Kenya Airways reported Friday a loss of KES5.66 billion shillings (USD$71.8 million) in the year to end March due to fuel hedge costs, after a revised pre-tax profit of KES6.52 billion a year earlier.
The airline's Finance Director Alex Mbugua blamed the performance on the collapse of the oil price: "In September 2008, all hell broke loose, it fell like the Titanic."
One of Africa's leading carriers, Kenya Airways has a fuel hedge policy where it has fixed the price it will buy jet fuel until December 2010.
During the year to March, it reported a loss of KES1.37 billion from fuel derivatives after a KES1.89 billion gain the previous year. It also included an unrealized fuel hedging loss of KES7.5 billion for the period to the end of next year.
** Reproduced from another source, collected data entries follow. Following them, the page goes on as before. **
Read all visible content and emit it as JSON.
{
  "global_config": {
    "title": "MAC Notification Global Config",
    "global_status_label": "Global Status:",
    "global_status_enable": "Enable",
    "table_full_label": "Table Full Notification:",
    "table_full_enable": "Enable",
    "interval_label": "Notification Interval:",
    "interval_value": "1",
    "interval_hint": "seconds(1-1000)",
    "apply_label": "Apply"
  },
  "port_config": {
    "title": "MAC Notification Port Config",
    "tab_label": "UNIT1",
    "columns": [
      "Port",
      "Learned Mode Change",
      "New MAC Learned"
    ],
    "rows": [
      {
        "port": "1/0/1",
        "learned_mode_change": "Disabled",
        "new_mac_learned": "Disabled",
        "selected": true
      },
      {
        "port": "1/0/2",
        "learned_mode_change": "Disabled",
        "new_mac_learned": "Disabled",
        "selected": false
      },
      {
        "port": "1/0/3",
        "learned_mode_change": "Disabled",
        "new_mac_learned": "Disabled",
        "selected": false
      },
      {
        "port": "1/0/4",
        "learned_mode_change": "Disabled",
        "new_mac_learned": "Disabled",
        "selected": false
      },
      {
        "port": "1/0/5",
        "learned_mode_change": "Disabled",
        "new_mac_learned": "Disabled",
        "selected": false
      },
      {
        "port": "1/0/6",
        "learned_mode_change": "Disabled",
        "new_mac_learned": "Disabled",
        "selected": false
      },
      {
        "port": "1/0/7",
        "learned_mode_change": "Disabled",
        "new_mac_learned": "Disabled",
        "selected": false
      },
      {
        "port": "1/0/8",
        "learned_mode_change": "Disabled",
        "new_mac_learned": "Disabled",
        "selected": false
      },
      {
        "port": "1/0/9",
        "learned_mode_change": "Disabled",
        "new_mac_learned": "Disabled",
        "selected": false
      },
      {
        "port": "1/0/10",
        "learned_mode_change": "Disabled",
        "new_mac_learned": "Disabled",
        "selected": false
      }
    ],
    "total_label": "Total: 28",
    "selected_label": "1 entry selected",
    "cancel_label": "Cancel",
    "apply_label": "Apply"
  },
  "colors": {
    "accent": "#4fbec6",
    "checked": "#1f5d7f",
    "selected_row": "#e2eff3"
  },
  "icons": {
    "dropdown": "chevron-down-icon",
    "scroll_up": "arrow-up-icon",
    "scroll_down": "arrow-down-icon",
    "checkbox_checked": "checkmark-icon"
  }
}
Kenya's post-election violence in the first quarter of 2008, last year's high oil prices and the effects of the global downturn also contributed to the loss.
Despite the difficult climate passenger traffic rose 2.3 percent, with strong growth of 15.7 percent in West and Central Africa. Passenger yields were up 6 percent.
Like other airlines across the world, Kenya Airways was hit hard by last year's record high prices of crude oil, which peaked at USD$147 per barrel in July, before retreating this year on the global financial crisis.